As it seems, people from Cambridge were able to overcome difficulties that make quantum cryptography impractical: they have built a network with quantum cryptography-based security that allows 10 Mbit/s broadband speed (although the distances between nodes cannot exceed 10 km) – previous speed record was something like 10kbit/s or so.

Open key cryptography

In order to understand what does gibberish above really mean, let us recall some basics of public key-open key cryptography. Suppose we have a large number N which is a product of two primes p and q. We will call the number N a key. In the simplest case the key is known to everybody – to the sender (Alice), to the receiver (Bob) and the hacker (Eve). The sender encodes information in some way, and in order to decode it, one has to know the value of q. If Bob knows p (the secret key), Alice can send him encoded data and open key N=pq, and Bob will easily calculate q.

If Eve wants to hack the code, she will have to learn the value of q somehow. In order to do that, she will have to express the open key N as the product of two primes – this procedure is known to get harder and harder while N becomes larger and larger. In principle, we can choose N to be so large, that contemporary computers will need time of the order of the age of the Universe to expand N.

Open keys and quantum mechanics

In 1984 Charles Bennett and Jiles Brassard have introduced a certain modification of the algorithm above called BB84. In order to increase security provided by the algorithm, the modification involved the use of quantum mechanics (in particular, a property for the wave package to reduce due to the very process of measurement). In Bennett-Brassard approach, the number q is not known at the beginning at all. Alice sends a sequence of photons to Bob, these photons being polarized in the two special basis. Usually, these basis are denoted x (vectors of the basis are oriented diagonally, at 45 and 135 degrees) and + (vectors of the basis are oriented horizontally and vertically, at 0 and 90 degrees). Bob and Alice know the choose the polarization prescription in advance – for example, that horiztonal polarization in the basis + means 0, while vertical polarization means 1. It is not known a priori in which basis a given photon will be polarized – a random number generator decides that.

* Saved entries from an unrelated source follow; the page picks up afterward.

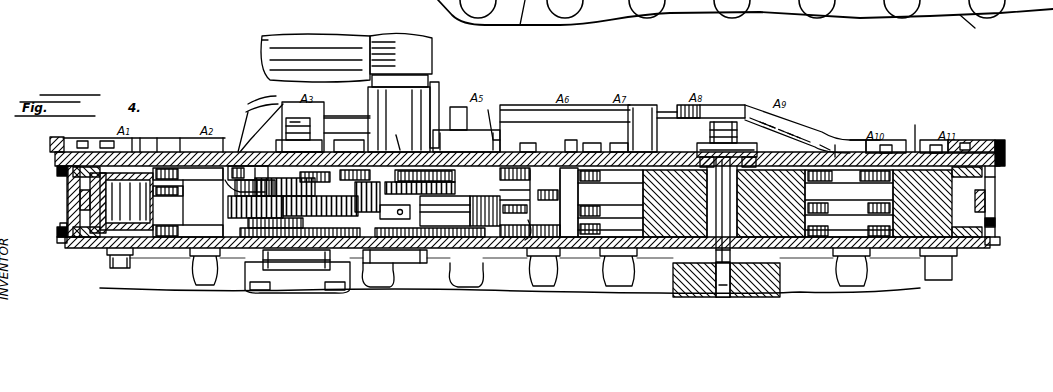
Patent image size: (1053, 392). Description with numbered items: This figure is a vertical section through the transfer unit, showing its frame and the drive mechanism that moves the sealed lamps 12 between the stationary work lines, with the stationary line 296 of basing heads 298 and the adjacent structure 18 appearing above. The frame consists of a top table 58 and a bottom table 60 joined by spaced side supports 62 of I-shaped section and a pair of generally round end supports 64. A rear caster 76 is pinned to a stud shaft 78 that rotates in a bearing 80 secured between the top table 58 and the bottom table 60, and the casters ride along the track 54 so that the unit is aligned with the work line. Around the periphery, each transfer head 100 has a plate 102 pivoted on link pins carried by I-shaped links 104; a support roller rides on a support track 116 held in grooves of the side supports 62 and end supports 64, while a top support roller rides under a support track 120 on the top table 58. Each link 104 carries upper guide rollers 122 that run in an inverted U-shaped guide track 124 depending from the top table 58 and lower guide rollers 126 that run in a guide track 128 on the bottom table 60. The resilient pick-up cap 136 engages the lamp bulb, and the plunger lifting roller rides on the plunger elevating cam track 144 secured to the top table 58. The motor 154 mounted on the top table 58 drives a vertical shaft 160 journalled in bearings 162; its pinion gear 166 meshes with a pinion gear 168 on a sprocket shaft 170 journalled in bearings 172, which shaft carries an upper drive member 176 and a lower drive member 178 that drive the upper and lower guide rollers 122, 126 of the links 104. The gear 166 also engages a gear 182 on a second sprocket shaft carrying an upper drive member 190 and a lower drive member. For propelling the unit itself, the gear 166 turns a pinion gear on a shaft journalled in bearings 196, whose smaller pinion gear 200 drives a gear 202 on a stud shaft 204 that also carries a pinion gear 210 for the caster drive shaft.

The sealed lamp 12 is at (193, 273).
The frame 18 is at (972, 32).
The track 54 is at (872, 288).
The top table 58 is at (612, 152).
The bottom table 60 is at (560, 235).
The side supports 62 is at (180, 170).
The end supports 64 is at (136, 152).
The rear caster 76 is at (782, 275).
The stud shaft 78 is at (727, 178).
The bearing 80 is at (800, 155).
The transfer heads 100 is at (955, 278).
The plate 102 is at (78, 205).
The I-shaped links 104 is at (66, 222).
The support track 116 is at (66, 196).
The support track 120 is at (60, 152).
The upper guide rollers 122 is at (66, 178).
The guide track 124 is at (58, 166).
The lower guide rollers 126 is at (62, 228).
The guide track 128 is at (63, 240).
The pick-up cap 136 is at (107, 263).
The plunger elevating cam track 144 is at (55, 142).
The motor 154 is at (306, 45).
The vertical shaft 160 is at (398, 150).
The bearings 162 is at (438, 84).
The pinion gear 166 is at (430, 258).
The pinion gear 168 is at (528, 160).
The sprocket shaft 170 is at (457, 107).
The bearings 172 is at (500, 112).
The upper drive member 176 is at (507, 150).
The lower drive member 178 is at (565, 195).
The gear 182 is at (342, 150).
The upper drive member 190 is at (380, 150).
The bearings 196 is at (347, 117).
The pinion gear 200 is at (312, 250).
The gear 202 is at (228, 207).
The stud shaft 204 is at (246, 112).
The pinion gear 210 is at (230, 192).
The stationary line 296 is at (519, 28).
The basing heads 298 is at (577, 15).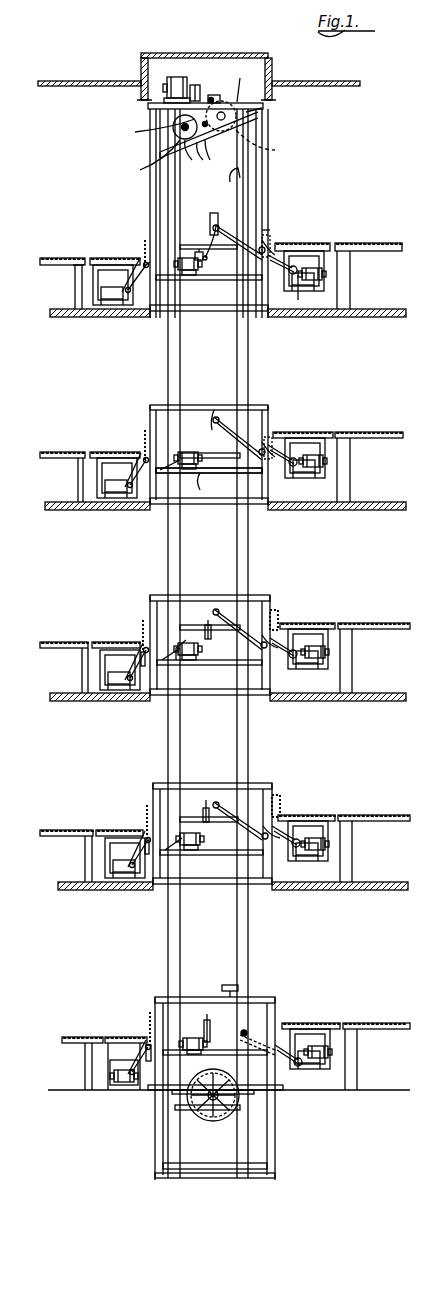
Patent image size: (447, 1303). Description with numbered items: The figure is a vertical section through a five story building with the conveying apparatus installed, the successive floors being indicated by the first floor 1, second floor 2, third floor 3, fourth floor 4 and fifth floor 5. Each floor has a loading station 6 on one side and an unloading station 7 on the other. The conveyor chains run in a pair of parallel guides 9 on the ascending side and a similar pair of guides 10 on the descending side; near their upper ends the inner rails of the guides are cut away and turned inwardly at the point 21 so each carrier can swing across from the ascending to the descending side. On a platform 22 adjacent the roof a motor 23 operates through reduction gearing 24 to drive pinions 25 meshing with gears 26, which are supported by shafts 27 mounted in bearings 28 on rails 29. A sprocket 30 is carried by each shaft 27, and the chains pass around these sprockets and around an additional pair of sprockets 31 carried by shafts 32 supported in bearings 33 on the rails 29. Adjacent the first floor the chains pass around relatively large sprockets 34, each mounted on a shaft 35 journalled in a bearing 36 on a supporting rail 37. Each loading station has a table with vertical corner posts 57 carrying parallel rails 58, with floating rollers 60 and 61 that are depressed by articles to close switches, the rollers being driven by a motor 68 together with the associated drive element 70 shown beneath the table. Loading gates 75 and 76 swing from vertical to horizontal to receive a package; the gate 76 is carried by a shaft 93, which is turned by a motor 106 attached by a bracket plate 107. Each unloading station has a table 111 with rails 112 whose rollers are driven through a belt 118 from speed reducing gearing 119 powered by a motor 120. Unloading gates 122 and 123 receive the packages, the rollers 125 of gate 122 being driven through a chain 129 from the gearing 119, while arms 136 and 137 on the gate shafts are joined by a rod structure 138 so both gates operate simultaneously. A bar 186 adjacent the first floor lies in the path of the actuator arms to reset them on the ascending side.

Bob is trying to detect polarization of the incoming photons. If his guess regarding the choice of basis for the particular photon is wrong, the result of his measurement will be random. Detecting a sequence of photons of a certain length, Bob constructs what is called a primary key. Then, using an non-encrypted channel, Bob reports to Alice which basis he used to detect the polarization of every given photon in the sequence. In turn, Alice tells him whether his guess was correct or not. If his guess was correct, Bob saves the result of measurement, otherwise he erases it. Alice does the same. As a result, both Bob and Alice get keys of the same length.

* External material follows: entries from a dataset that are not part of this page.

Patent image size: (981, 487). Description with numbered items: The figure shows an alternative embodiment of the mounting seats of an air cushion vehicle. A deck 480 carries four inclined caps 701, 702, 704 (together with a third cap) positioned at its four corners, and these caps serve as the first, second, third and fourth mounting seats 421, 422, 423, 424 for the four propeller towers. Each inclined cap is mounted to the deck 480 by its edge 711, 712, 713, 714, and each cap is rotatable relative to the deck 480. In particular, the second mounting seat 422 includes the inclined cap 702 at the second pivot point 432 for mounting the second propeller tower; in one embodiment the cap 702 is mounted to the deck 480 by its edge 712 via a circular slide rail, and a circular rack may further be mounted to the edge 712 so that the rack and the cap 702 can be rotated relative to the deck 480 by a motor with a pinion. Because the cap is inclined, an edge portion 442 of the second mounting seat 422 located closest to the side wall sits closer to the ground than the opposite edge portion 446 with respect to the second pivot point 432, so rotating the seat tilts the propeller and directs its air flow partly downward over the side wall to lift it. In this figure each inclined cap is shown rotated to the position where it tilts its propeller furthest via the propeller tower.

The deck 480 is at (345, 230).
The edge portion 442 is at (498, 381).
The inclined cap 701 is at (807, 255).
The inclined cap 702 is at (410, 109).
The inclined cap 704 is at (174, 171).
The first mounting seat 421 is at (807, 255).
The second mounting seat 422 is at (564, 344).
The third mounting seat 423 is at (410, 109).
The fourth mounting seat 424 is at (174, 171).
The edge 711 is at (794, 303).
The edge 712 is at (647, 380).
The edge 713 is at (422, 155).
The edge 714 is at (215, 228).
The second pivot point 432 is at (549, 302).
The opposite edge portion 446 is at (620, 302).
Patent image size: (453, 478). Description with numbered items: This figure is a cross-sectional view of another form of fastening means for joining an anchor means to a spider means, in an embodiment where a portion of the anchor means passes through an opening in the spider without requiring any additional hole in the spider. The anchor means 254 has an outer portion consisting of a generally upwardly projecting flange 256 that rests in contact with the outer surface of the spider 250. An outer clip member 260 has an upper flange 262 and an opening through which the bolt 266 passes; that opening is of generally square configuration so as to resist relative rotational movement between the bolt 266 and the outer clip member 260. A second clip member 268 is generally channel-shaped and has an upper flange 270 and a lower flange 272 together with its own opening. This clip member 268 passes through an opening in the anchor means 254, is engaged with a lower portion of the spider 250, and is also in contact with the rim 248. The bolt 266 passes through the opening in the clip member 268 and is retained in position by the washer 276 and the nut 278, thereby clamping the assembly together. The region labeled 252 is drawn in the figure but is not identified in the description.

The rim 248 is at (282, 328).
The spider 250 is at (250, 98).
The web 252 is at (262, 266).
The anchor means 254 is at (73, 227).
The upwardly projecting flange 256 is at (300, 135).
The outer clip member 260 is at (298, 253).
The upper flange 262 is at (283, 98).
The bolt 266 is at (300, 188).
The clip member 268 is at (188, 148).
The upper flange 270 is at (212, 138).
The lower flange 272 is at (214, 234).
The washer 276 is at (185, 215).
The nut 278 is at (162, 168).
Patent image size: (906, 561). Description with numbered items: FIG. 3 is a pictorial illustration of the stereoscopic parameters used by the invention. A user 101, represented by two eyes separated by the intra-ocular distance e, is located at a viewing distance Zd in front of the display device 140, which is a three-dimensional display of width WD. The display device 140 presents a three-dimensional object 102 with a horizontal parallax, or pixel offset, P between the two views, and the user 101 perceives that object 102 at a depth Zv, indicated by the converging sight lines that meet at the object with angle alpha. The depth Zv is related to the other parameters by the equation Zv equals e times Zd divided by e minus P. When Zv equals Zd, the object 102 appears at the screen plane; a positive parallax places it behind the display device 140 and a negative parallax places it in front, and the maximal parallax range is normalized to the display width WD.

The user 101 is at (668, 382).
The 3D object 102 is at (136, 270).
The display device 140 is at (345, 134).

The last stage of the algorithm is checking out how safe is the key. To check this out, Bob and Alice choose randomly several bits from their keys and compare them using un-encrypted channel. If Eve (hacker!) was listening the full transmission, it should have influenced the polarization of photons sent. This in turn should lead to a very large number of discrepancies between Bob’s and Alice’s keys. If the number of discrepancies is larger than a certain threshold value, the channel is declared to be unsafe – Bob and Alice will have to start from the scratch.

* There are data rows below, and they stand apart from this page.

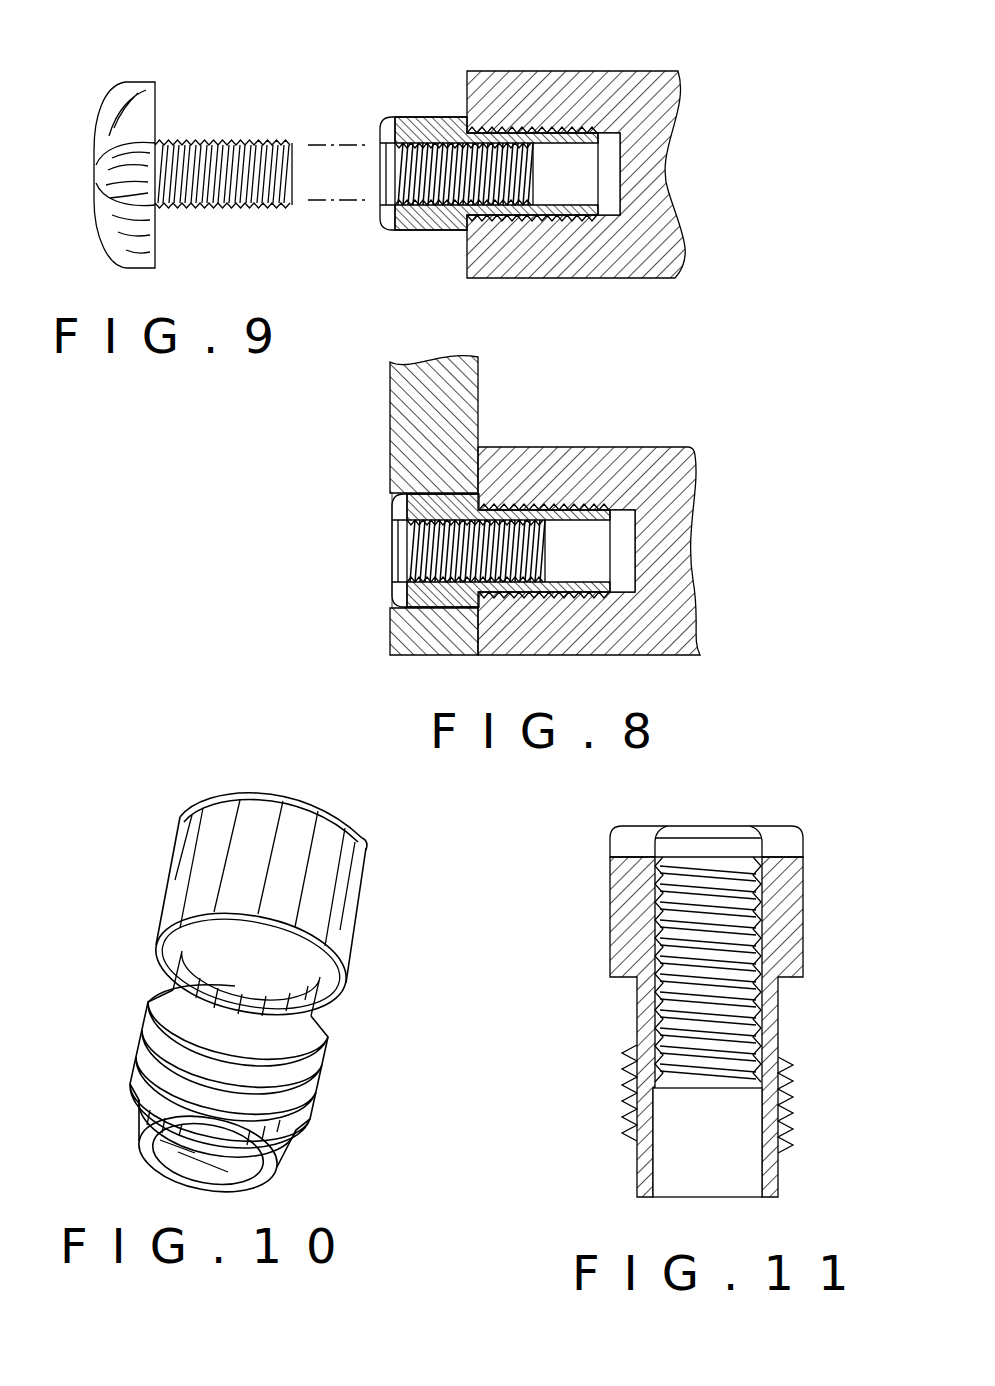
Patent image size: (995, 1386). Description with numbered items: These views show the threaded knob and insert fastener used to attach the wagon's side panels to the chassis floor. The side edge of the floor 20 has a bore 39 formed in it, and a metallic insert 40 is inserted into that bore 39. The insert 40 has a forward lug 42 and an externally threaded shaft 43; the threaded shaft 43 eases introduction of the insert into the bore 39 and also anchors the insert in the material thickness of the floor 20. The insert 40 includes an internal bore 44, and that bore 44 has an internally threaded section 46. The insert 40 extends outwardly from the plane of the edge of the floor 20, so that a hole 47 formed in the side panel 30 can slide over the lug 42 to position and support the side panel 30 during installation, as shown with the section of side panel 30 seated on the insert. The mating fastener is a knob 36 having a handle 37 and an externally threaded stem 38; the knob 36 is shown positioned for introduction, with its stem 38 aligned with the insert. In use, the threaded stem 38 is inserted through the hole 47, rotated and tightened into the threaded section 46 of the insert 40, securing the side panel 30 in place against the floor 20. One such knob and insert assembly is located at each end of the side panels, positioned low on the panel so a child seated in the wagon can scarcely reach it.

In FIG. 9, the floor 20 is at (599, 143).
In FIG. 8, the floor 20 is at (614, 532).
In FIG. 8, the side panel 30 is at (490, 398).
In FIG. 9, the knob 36 is at (173, 138).
In FIG. 9, the handle 37 is at (155, 107).
In FIG. 9, the externally threaded stem 38 is at (209, 143).
In FIG. 9, the bore 39 is at (612, 133).
In FIG. 8, the bore 39 is at (627, 585).
In FIG. 9, the insert 40 is at (471, 140).
In FIG. 8, the insert 40 is at (490, 539).
In FIG. 10, the insert 40 is at (224, 959).
In FIG. 11, the insert 40 is at (701, 976).
In FIG. 9, the forward lug 42 is at (405, 232).
In FIG. 8, the forward lug 42 is at (501, 550).
In FIG. 10, the forward lug 42 is at (282, 838).
In FIG. 11, the forward lug 42 is at (803, 950).
In FIG. 9, the externally threaded shaft 43 is at (505, 130).
In FIG. 8, the externally threaded shaft 43 is at (515, 600).
In FIG. 10, the externally threaded shaft 43 is at (261, 1094).
In FIG. 11, the externally threaded shaft 43 is at (793, 1115).
In FIG. 11, the internal bore 44 is at (702, 857).
In FIG. 9, the internally threaded section 46 is at (440, 142).
In FIG. 8, the internally threaded section 46 is at (447, 560).
In FIG. 11, the internally threaded section 46 is at (770, 879).
In FIG. 8, the hole 47 is at (398, 505).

Open keys + quantum mechanics -hackers

Theoretically, BB84 allows to construct absolutely safe network. In reality, certain complications may appear. Here is one: Alice should send a single photon after photon to Bob, in reality, this is almost never so – impulses she sends contain more than one photon. This gives Eve a chance: she detects impulses containing more than one photon, picks one from the impulse and sends the remainder to Bob. Then, listening to the conversation between Alice and Bob, she is able to recover most of the information. This is called photon-number splitting (PNS) attack.

Another difficulty is the speed that network secured with quantum cryptography allows for – as was said above, the maximal throughput people were able to achieve so far was about 10 kbit/s. That’s what makes the work of people from Cambridge revolutionary.

What did they do

They have constructed a network with throughput about 10 Mbit/s, and what is even more important , cheap one.

They use somewhat upgraded BB84 featuring a trick: intensity (that is, average number of photons) of some of the impulses is specially made lower. Alice tells Bob which impulses were low-intensity ones, and Bob calculates the throughput of the channel. If Alice and Bob somewhat fine-tune parameters of the transmission and throughput of the channel, they will find significant drop in throughput if the network is under PBS attack.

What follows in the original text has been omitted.